A negativa presidencial entra nos usos diplomáticos habituais e se inscreve no conhecido argumento de que a política externa de um país não pode ser ditada por um delinquente. Mas a ausência do chefe de Estado em uma nação convulsionada representa um custo. Sem uma liderança clara, a crise corre o risco de aumentar. Para evitar isso, Peña Nieto, que reconheceu que a fuga é uma "afronta ao Estado", enviou para apagar o incêndio o ministro do Interior, seu braço direito, que também estava na comitiva na França.

A figura de Chong está se equilibrando na corda bamba. Apesar de ser o responsável máximo pela política de segurança nacional até agora, saiu ileso das polêmicas. No caso Ayotzinapa, com seus 46 estudantes assassinados, usou como fusível o procurador-geral Jesús Murillo Karam, que acabou tendo de mudar de posto. Agora, no entanto, toda a aparelhagem elétrica da tormenta se acumula sobre sua cabeça. E a oposição já começou a bater os tambores.

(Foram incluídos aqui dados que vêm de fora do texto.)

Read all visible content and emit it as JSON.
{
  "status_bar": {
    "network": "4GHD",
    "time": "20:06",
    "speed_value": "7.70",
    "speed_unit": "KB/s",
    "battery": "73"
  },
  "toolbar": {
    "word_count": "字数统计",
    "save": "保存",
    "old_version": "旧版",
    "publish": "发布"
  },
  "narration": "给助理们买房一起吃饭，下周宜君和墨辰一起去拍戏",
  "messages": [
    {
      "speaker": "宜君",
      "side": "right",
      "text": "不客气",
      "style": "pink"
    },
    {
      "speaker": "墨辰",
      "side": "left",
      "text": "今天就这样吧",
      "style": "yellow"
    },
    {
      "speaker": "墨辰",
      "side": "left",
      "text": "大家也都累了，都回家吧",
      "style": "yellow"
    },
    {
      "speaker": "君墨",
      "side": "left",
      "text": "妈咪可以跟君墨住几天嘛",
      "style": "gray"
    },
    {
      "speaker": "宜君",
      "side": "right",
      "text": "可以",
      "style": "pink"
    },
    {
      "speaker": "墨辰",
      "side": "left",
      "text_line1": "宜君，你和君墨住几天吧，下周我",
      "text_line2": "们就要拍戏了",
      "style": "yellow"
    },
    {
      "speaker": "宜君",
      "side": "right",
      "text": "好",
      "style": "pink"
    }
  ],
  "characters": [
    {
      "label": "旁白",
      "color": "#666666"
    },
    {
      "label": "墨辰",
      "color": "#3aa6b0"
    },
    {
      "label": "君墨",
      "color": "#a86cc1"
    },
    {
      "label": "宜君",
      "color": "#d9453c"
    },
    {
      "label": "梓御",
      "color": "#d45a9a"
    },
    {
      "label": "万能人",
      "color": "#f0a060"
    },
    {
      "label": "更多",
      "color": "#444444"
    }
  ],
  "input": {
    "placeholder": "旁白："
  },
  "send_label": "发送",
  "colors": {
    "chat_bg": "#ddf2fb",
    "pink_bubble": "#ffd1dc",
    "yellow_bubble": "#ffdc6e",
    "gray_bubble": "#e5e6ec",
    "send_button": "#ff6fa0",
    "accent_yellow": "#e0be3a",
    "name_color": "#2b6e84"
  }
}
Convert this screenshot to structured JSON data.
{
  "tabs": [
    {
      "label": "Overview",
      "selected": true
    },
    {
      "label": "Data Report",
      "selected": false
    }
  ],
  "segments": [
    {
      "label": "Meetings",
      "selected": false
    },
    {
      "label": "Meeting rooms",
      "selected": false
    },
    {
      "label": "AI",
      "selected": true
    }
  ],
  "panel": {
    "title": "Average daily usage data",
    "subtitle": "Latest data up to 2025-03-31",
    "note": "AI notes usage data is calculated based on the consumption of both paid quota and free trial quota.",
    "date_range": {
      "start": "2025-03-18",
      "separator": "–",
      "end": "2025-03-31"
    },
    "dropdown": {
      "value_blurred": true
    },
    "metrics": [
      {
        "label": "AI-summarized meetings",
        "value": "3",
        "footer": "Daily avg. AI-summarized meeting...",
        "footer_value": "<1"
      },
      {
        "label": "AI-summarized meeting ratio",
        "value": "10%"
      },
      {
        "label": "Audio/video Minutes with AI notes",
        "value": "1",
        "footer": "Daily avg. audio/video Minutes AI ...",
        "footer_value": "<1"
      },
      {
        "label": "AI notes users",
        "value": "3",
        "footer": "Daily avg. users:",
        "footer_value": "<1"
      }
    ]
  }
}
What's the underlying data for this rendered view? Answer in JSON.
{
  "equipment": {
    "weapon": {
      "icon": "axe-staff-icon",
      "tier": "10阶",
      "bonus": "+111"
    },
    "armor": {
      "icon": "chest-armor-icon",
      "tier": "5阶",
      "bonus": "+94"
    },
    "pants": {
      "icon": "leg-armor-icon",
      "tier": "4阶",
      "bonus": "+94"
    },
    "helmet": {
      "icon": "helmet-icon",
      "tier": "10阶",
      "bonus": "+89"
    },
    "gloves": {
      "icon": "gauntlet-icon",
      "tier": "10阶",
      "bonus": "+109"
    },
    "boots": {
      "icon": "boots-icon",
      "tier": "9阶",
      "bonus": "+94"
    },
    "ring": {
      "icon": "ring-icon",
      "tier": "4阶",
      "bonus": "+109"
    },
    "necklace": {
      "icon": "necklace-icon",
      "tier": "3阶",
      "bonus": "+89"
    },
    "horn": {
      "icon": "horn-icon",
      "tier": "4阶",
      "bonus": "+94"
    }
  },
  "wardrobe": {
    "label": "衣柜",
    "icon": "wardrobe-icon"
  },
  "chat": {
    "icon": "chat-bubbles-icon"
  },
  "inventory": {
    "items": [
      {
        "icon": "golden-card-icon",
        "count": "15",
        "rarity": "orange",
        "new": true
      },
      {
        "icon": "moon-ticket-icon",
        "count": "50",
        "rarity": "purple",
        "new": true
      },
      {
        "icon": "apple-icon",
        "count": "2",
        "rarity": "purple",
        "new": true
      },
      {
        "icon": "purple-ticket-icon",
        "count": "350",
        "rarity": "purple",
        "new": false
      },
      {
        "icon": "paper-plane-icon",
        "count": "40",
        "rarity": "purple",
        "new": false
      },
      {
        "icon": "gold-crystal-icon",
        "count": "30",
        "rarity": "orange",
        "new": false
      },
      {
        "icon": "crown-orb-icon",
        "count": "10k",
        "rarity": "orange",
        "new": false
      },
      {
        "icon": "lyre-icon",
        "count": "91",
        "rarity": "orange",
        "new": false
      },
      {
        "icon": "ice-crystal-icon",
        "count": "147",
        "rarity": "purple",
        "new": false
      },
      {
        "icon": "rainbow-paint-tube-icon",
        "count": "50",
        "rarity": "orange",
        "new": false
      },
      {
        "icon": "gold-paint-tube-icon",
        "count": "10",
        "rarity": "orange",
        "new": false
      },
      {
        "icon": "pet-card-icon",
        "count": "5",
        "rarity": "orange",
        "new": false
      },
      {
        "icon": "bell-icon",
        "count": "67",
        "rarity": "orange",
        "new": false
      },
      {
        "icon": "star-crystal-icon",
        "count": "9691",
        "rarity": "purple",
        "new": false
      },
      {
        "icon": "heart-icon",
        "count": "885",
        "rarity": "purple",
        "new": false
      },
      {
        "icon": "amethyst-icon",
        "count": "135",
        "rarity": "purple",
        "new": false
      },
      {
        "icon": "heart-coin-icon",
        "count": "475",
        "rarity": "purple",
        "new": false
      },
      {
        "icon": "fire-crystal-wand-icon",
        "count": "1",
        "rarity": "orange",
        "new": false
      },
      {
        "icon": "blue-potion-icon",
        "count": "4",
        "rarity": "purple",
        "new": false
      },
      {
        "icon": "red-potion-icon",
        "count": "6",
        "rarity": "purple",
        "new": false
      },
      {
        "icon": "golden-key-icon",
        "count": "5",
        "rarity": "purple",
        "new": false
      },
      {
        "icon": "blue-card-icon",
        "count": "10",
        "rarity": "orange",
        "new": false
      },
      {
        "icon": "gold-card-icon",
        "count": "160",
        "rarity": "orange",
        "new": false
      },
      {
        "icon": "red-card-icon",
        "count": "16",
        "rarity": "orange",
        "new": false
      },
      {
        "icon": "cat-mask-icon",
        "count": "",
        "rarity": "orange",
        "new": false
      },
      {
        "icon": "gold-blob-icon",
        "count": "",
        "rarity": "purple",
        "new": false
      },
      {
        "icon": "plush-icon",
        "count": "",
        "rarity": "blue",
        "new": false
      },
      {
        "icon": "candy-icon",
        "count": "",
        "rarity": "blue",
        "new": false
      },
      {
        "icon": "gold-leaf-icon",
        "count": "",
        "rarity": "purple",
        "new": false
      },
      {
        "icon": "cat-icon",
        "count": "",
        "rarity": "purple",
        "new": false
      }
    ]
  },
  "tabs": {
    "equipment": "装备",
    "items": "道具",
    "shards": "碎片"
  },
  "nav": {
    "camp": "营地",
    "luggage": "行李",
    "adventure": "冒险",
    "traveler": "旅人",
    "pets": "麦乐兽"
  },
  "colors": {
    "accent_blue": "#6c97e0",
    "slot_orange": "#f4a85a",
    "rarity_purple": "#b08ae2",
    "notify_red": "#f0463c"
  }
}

O PAN, força hegemônica da direita, agita a bandeira da "vergonha internacional". "Este fato marcará o mandato de Peña Nieto, que tinha exibido essa captura como uma das conquistas mais importantes de sua Administração e que tinha afirmado que seria imperdoável se o criminoso voltasse a escapar. E aí está. O tempo a está cobrando muito rapidamente. Os mexicanos não vão perdoá-lo", afirmou o coordenador parlamentar do PAN, Marcelo Torres.

Um passo a mais foi dado pelo maior partido da esquerda, o PRD. "Não acreditamos que as áreas de inteligência e as autoridades penitenciárias não tenham percebido os preparativos para a fuga, quando é óbvio que ela precisou de recursos, planejamento, tempo, pessoal, engenharia e maquinário. Ele certamente contou com a cumplicidade de altos funcionários", disse o coordenador do PRD na Câmara dos Deputados, Miguel Alonso Raya.

Nesse ambiente tenso, a capacidade de Chong para superar a crise é vista com distância. Muitos reconhecem que ele é um homem da máxima confiança de Peña Nieto, um solucionador de conflitos nato, mas que agora está preso em um labirinto cuja única saída passa por capturar o homem mais procurado do planeta. Uma pessoa que ninguém, por enquanto, sabe onde está.